Install Git on Windows

  1. Download the Git for Windows installer from https://git-for-windows.github.io
  2. Execute the Git installer and follow the prompts on the Git Setup wizard to complete the installation. (You may choose to accept all the default settings)
  3. When finish, open the CMD or the Git Bash from the start menu and verify the installation by typing git --version:
$ git --version
git version 2.12.2.windows.1

Install Git on Linux

  • From your Terminal, install Git using apt-get (Debian/Ubuntu only):
$ sudo apt-get update
$ sudo apt-get install git
  • Verify the installation was successful by typing git --version:
$ git --version
git version 2.7.4

Confgure your Git Environment

Before you can use Git, you need to configure your Git username and email using the following commands:

$ git config --global user.name "Your Name"
$ git config --global user.email you@somewhere.com

Git stores these details in the ~/.gitconfig file and associate them with any commits that you create.

You can check your Git global settings by typing the following command:

$ git config --list --global
user.name=Your Name
user.email=you@somewhere.com
... ...

Outline

  1. What is Version Control and Git?
  2. Installing Git
  3. Getting Started with Git
  4. Git Tips
  5. Undoing Changes
  6. What is GitHub?
  7. Working With Remotes

Setting up a repository

You can create a Git repository in two different ways:

  • The git init command creates a new Git repository. It can be used to convert an existing, unversioned project to a Git repository or initialize a new empty repository.

  • The git clone command copies an existing Git repository.

We will first give an example of creating a local repository using git init. The GitHub example clones a remote repository from Github using git clone.

Setting up a repository

Create project directory

When creating a new project on your local machine, you first need to create a new Git repository (or repo for short). A Git repository contains the history of a collection of files starting from a certain directory.

Let’s create a new directory, ~/git_proj/project_1 for our first git project using terminal.

~$ mkdir -p ~/git_proj/project_1
~$ tree ~/git_proj/
git_proj/
└── project_1

1 directory, 0 files

Note: to install the tree command on Mac OSX, run: brew install tree

Setting up a repository

git init

To initialize a Git repository in a project directory, cd into that directory and type git init:

~$ cd git_proj/project_1/
project_1/$ git init
Initialized empty Git repository in ~/git_proj/project_1/.git/

Running the command above will create a subdirectory called .git. Aside from the .git directory, an existing project remains unaltered.

project_1$ ls -a
.  ..  .git

Note: to remove the git repository, simply delete the .git subdirectory.

Recording Changes

Add a new file to the repository

To make it a little fun, we will add a simple python script to the project directory.

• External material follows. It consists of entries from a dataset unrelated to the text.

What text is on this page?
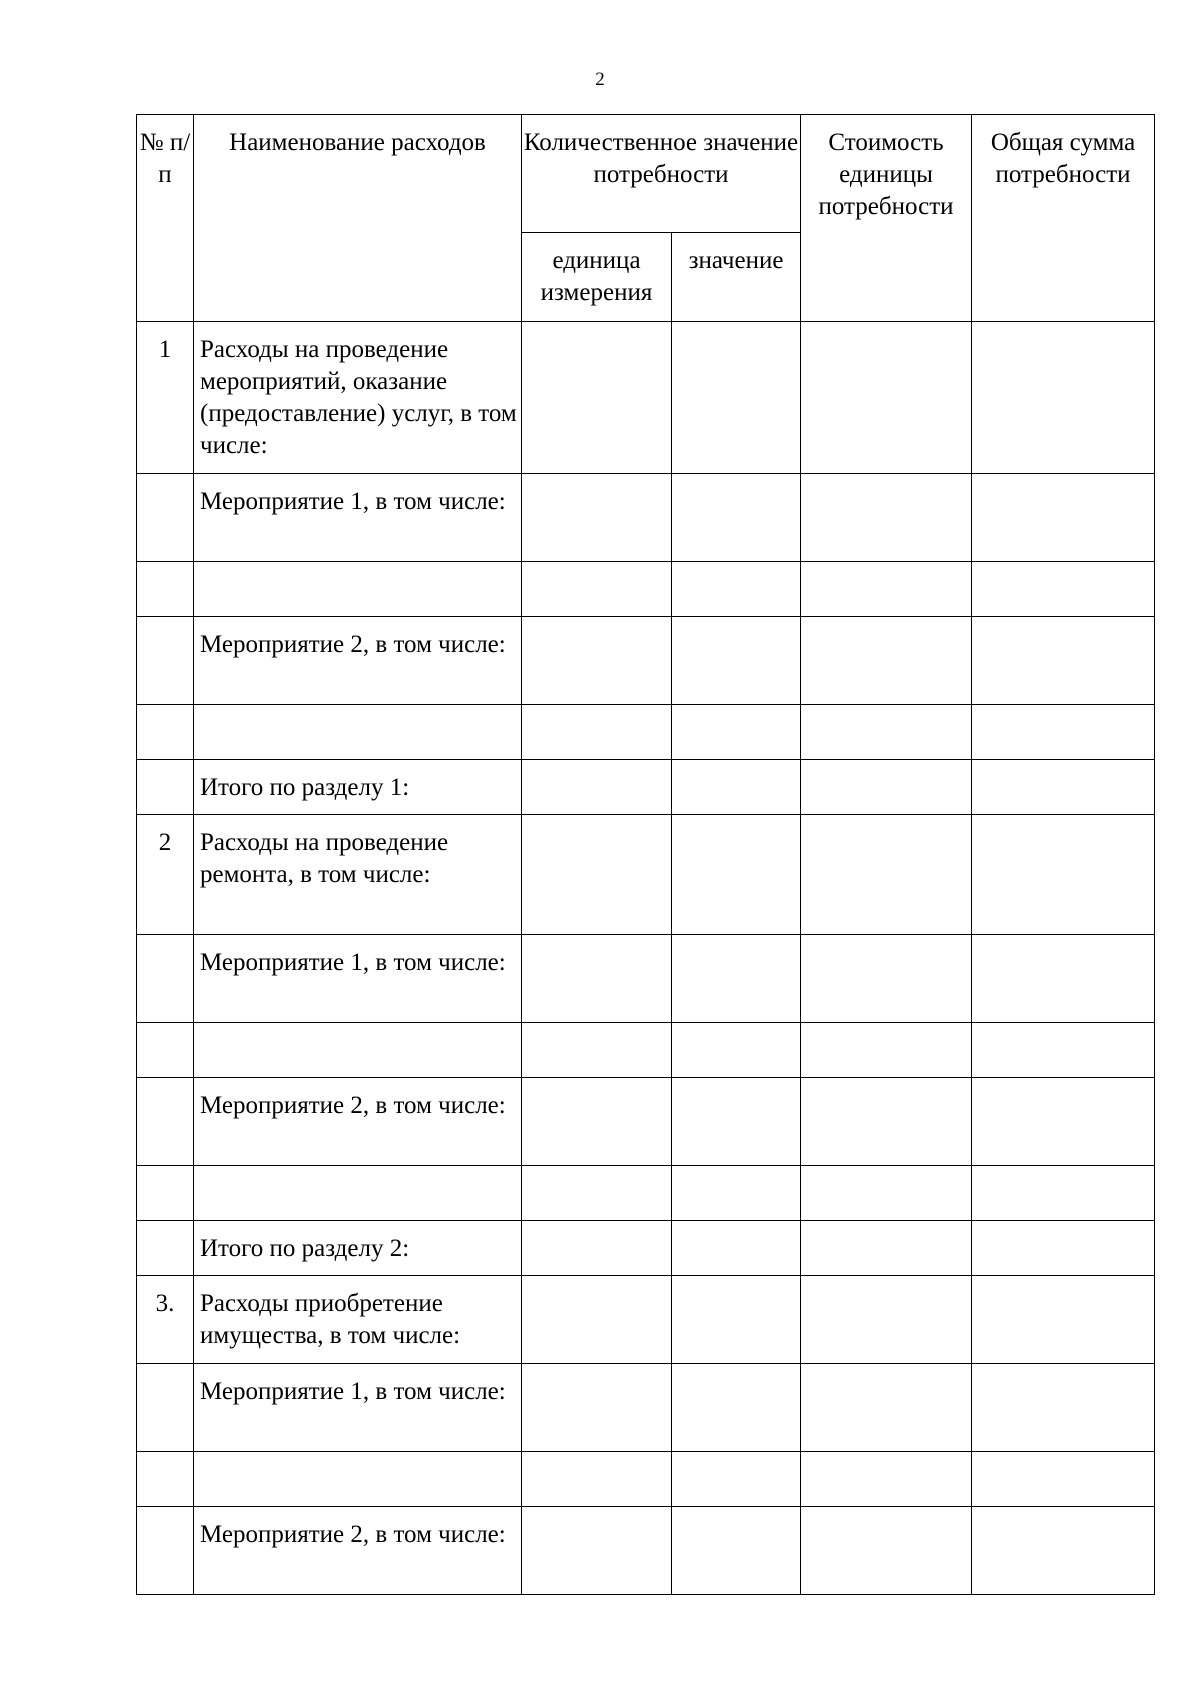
2
№ п/п	Наименование расходов	Количественное значение потребности		Стоимость единицы потребности	Общая сумма потребности
		единица измерения	значение		
1	Расходы на проведение мероприятий, оказание (предоставление) услуг, в том числе:				
	Мероприятие 1, в том числе:				

	Мероприятие 2, в том числе:				

	Итого по разделу 1:				
2	Расходы на проведение ремонта, в том числе:				
	Мероприятие 1, в том числе:				

	Мероприятие 2, в том числе:				

	Итого по разделу 2:				
3.	Расходы приобретение имущества, в том числе:				
	Мероприятие 1, в том числе:				

	Мероприятие 2, в том числе:				
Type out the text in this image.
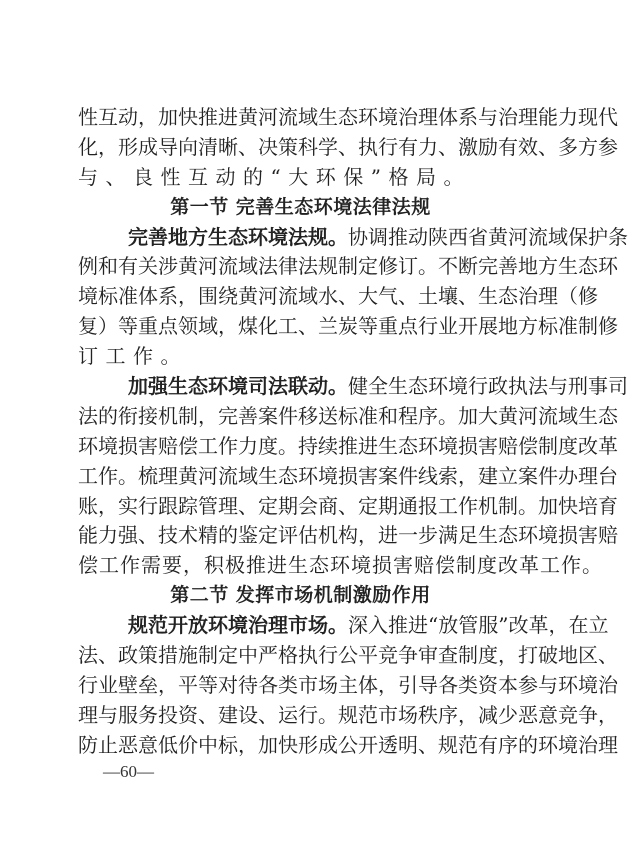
性互动，加快推进黄河流域生态环境治理体系与治理能力现代
化，形成导向清晰、决策科学、执行有力、激励有效、多方参
与、良性互动的“大环保”格局。
第一节 完善生态环境法律法规
完善地方生态环境法规。协调推动陕西省黄河流域保护条
例和有关涉黄河流域法律法规制定修订。不断完善地方生态环
境标准体系，围绕黄河流域水、大气、土壤、生态治理（修
复）等重点领域，煤化工、兰炭等重点行业开展地方标准制修
订工作。
加强生态环境司法联动。健全生态环境行政执法与刑事司
法的衔接机制，完善案件移送标准和程序。加大黄河流域生态
环境损害赔偿工作力度。持续推进生态环境损害赔偿制度改革
工作。梳理黄河流域生态环境损害案件线索，建立案件办理台
账，实行跟踪管理、定期会商、定期通报工作机制。加快培育
能力强、技术精的鉴定评估机构，进一步满足生态环境损害赔
偿工作需要，积极推进生态环境损害赔偿制度改革工作。
第二节 发挥市场机制激励作用
规范开放环境治理市场。深入推进“放管服”改革，在立
法、政策措施制定中严格执行公平竞争审查制度，打破地区、
行业壁垒，平等对待各类市场主体，引导各类资本参与环境治
理与服务投资、建设、运行。规范市场秩序，减少恶意竞争，
防止恶意低价中标，加快形成公开透明、规范有序的环境治理
—60—
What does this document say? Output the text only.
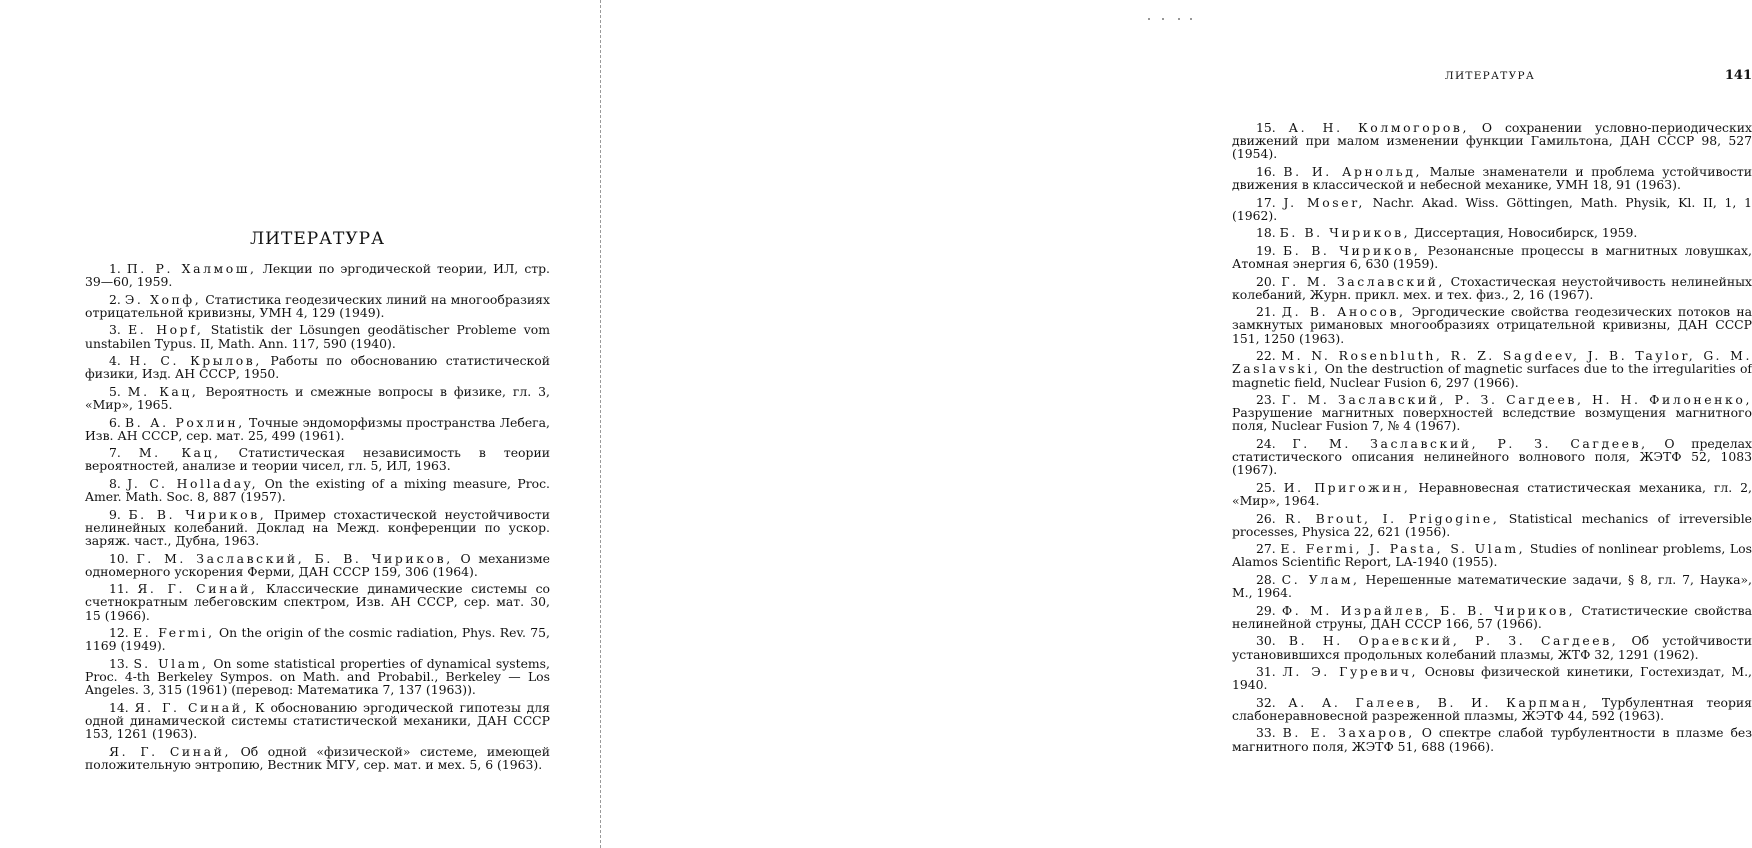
ЛИТЕРАТУРА

1. П. Р. Халмош, Лекции по эргодической теории, ИЛ, стр. 39—60, 1959.

2. Э. Хопф, Статистика геодезических линий на многообразиях отрицательной кривизны, УМН 4, 129 (1949).

3. E. Hopf, Statistik der Lösungen geodätischer Probleme vom unstabilen Typus. II, Math. Ann. 117, 590 (1940).

4. Н. С. Крылов, Работы по обоснованию статистической физики, Изд. АН СССР, 1950.

5. М. Кац, Вероятность и смежные вопросы в физике, гл. 3, «Мир», 1965.

6. В. А. Рохлин, Точные эндоморфизмы пространства Лебега, Изв. АН СССР, сер. мат. 25, 499 (1961).

7. М. Кац, Статистическая независимость в теории вероятностей, анализе и теории чисел, гл. 5, ИЛ, 1963.

8. J. C. Holladay, On the existing of a mixing measure, Proc. Amer. Math. Soc. 8, 887 (1957).

9. Б. В. Чириков, Пример стохастической неустойчивости нелинейных колебаний. Доклад на Межд. конференции по ускор. заряж. част., Дубна, 1963.

10. Г. М. Заславский, Б. В. Чириков, О механизме одномерного ускорения Ферми, ДАН СССР 159, 306 (1964).

11. Я. Г. Синай, Классические динамические системы со счетнократным лебеговским спектром, Изв. АН СССР, сер. мат. 30, 15 (1966).

12. E. Fermi, On the origin of the cosmic radiation, Phys. Rev. 75, 1169 (1949).

13. S. Ulam, On some statistical properties of dynamical systems, Proc. 4-th Berkeley Sympos. on Math. and Probabil., Berkeley — Los Angeles. 3, 315 (1961) (перевод: Математика 7, 137 (1963)).

14. Я. Г. Синай, К обоснованию эргодической гипотезы для одной динамической системы статистической механики, ДАН СССР 153, 1261 (1963).

Я. Г. Синай, Об одной «физической» системе, имеющей положительную энтропию, Вестник МГУ, сер. мат. и мех. 5, 6 (1963).

ЛИТЕРАТУРА	141

15. А. Н. Колмогоров, О сохранении условно-периодических движений при малом изменении функции Гамильтона, ДАН СССР 98, 527 (1954).

16. В. И. Арнольд, Малые знаменатели и проблема устойчивости движения в классической и небесной механике, УМН 18, 91 (1963).

17. J. Moser, Nachr. Akad. Wiss. Göttingen, Math. Physik, Kl. II, 1, 1 (1962).

18. Б. В. Чириков, Диссертация, Новосибирск, 1959.

19. Б. В. Чириков, Резонансные процессы в магнитных ловушках, Атомная энергия 6, 630 (1959).

20. Г. М. Заславский, Стохастическая неустойчивость нелинейных колебаний, Журн. прикл. мех. и тех. физ., 2, 16 (1967).

21. Д. В. Аносов, Эргодические свойства геодезических потоков на замкнутых римановых многообразиях отрицательной кривизны, ДАН СССР 151, 1250 (1963).

22. M. N. Rosenbluth, R. Z. Sagdeev, J. B. Taylor, G. M. Zaslavski, On the destruction of magnetic surfaces due to the irregularities of magnetic field, Nuclear Fusion 6, 297 (1966).

23. Г. М. Заславский, Р. З. Сагдеев, Н. Н. Филоненко, Разрушение магнитных поверхностей вследствие возмущения магнитного поля, Nuclear Fusion 7, № 4 (1967).

24. Г. М. Заславский, Р. З. Сагдеев, О пределах статистического описания нелинейного волнового поля, ЖЭТФ 52, 1083 (1967).

25. И. Пригожин, Неравновесная статистическая механика, гл. 2, «Мир», 1964.

26. R. Brout, I. Prigogine, Statistical mechanics of irreversible processes, Physica 22, 621 (1956).

27. E. Fermi, J. Pasta, S. Ulam, Studies of nonlinear problems, Los Alamos Scientific Report, LA-1940 (1955).

28. С. Улам, Нерешенные математические задачи, § 8, гл. 7, Наука», М., 1964.

29. Ф. М. Израйлев, Б. В. Чириков, Статистические свойства нелинейной струны, ДАН СССР 166, 57 (1966).

30. В. Н. Ораевский, Р. З. Сагдеев, Об устойчивости установившихся продольных колебаний плазмы, ЖТФ 32, 1291 (1962).

31. Л. Э. Гуревич, Основы физической кинетики, Гостехиздат, М., 1940.

32. А. А. Галеев, В. И. Карпман, Турбулентная теория слабонеравновесной разреженной плазмы, ЖЭТФ 44, 592 (1963).

33. В. Е. Захаров, О спектре слабой турбулентности в плазме без магнитного поля, ЖЭТФ 51, 688 (1966).
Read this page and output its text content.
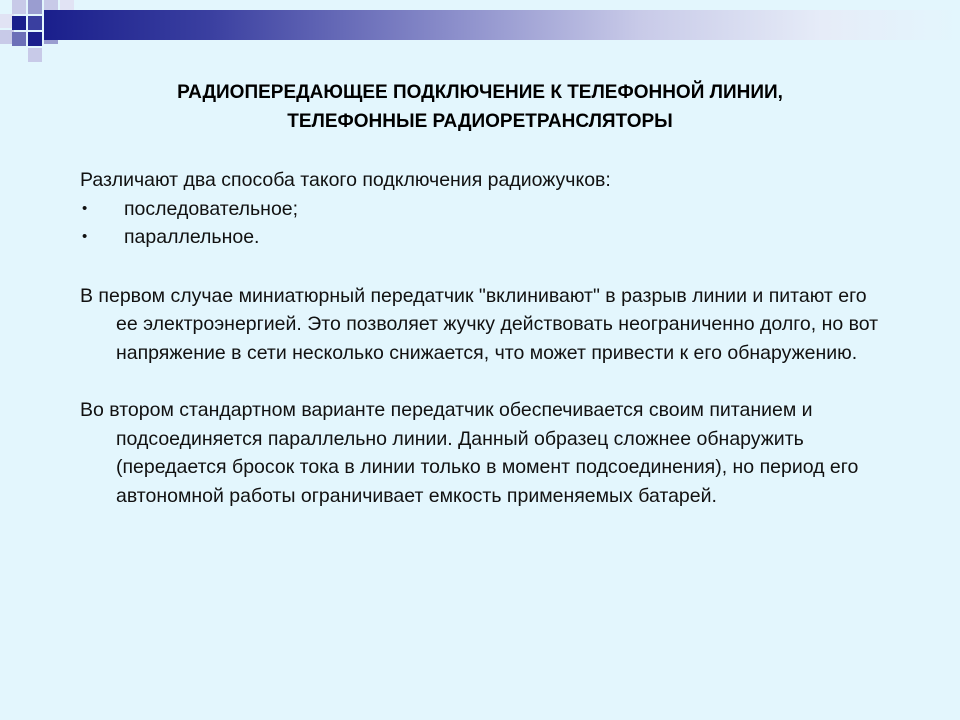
РАДИОПЕРЕДАЮЩЕЕ ПОДКЛЮЧЕНИЕ К ТЕЛЕФОННОЙ ЛИНИИ,
ТЕЛЕФОННЫЕ РАДИОРЕТРАНСЛЯТОРЫ

Различают два способа такого подключения радиожучков:

• последовательное;
• параллельное.

В первом случае миниатюрный передатчик "вклинивают" в разрыв линии и питают его ее электроэнергией. Это позволяет жучку действовать неограниченно долго, но вот напряжение в сети несколько снижается, что может привести к его обнаружению.

Во втором стандартном варианте передатчик обеспечивается своим питанием и подсоединяется параллельно линии. Данный образец сложнее обнаружить (передается бросок тока в линии только в момент подсоединения), но период его автономной работы ограничивает емкость применяемых батарей.
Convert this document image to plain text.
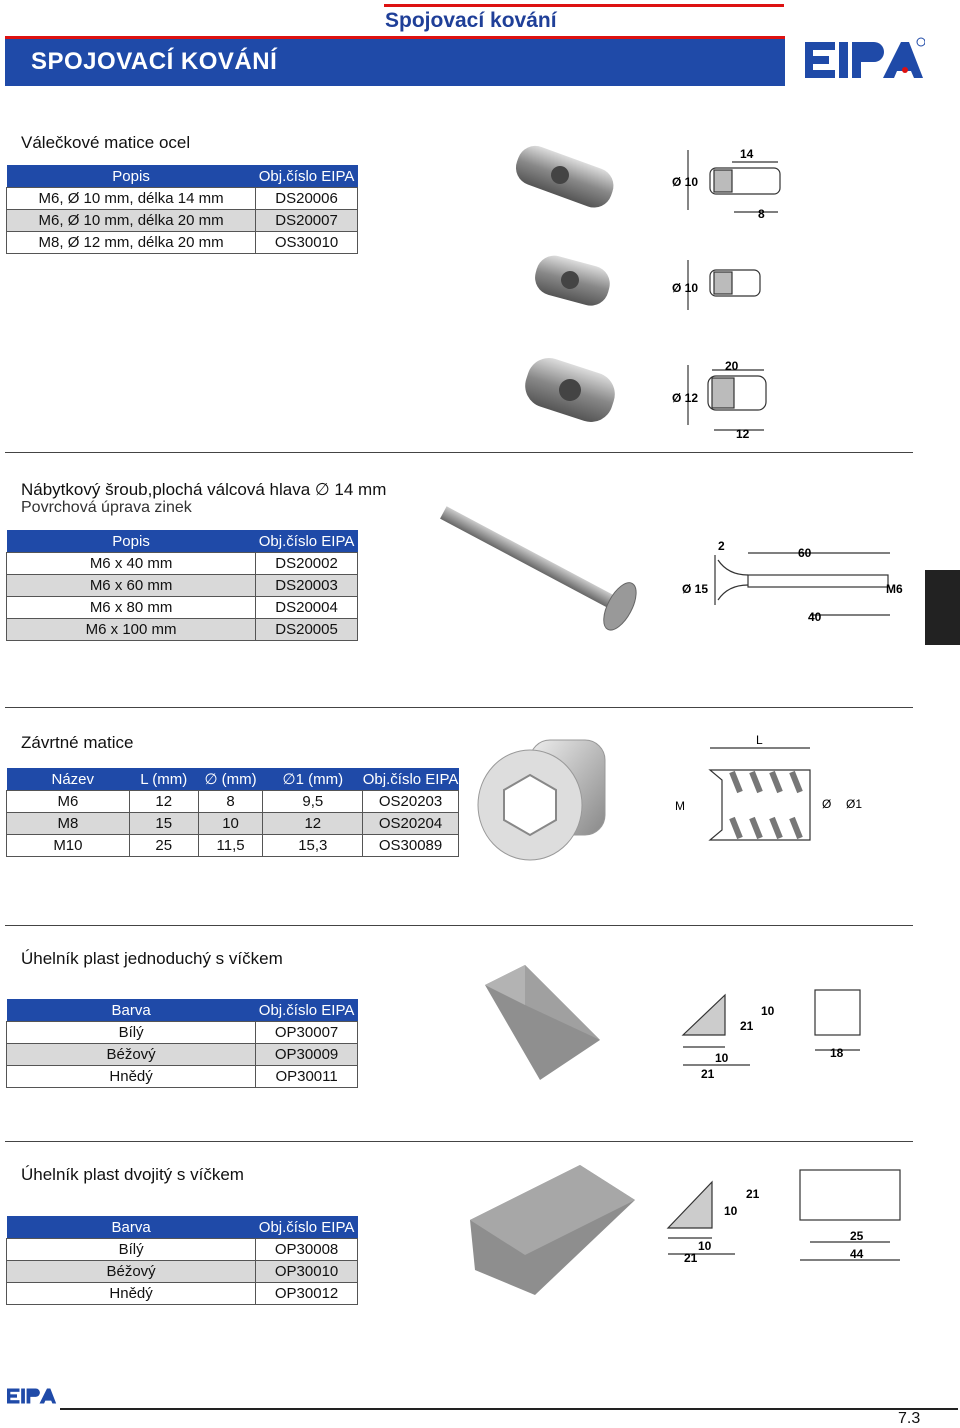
Spojovací kování
SPOJOVACÍ KOVÁNÍ
Válečkové matice ocel
Popis	Obj.číslo EIPA
M6, Ø 10 mm, délka 14 mm	DS20006
M6, Ø 10 mm, délka 20 mm	DS20007
M8, Ø 12 mm, délka 20 mm	OS30010
14
8
Ø 10
Ø 10
20
Ø 12
12
Nábytkový šroub,plochá válcová hlava ∅ 14 mm
Povrchová úprava zinek
Popis	Obj.číslo EIPA
M6 x 40 mm	DS20002
M6 x 60 mm	DS20003
M6 x 80 mm	DS20004
M6 x 100 mm	DS20005
2	60
Ø 15
40
M6
Závrtné matice
Název	L (mm)	∅ (mm)	∅1 (mm)	Obj.číslo EIPA
M6	12	8	9,5	OS20203
M8	15	10	12	OS20204
M10	25	11,5	15,3	OS30089
L
M	Ø Ø1
Úhelník plast jednoduchý s víčkem
Barva	Obj.číslo EIPA
Bílý	OP30007
Béžový	OP30009
Hnědý	OP30011
21
10
10
21
18
Úhelník plast dvojitý s víčkem
Barva	Obj.číslo EIPA
Bílý	OP30008
Béžový	OP30010
Hnědý	OP30012
21
10
10
21
25
44
7.3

Now create a file called draw.py under the directory project_1 and add the following python code in it using any plain text editor you like.

import turtle 

painter = turtle.Turtle()

painter.forward(100)
painter.left(90)

turtle.done()

Recording Changes

Add a new file to the repository

When this is done, you should have:

project_1$ ls -a
.  ..  .git  draw.py

Let’s run the python script before moving to the next step:

project_1$ python draw.py # skip if you haven't installed python yet

Recording Changes

git status

Once you’ve added or modified files in a directory containing a git repo, git will notice the changes, but won’t keep track of the file unless you explicitly tell it to.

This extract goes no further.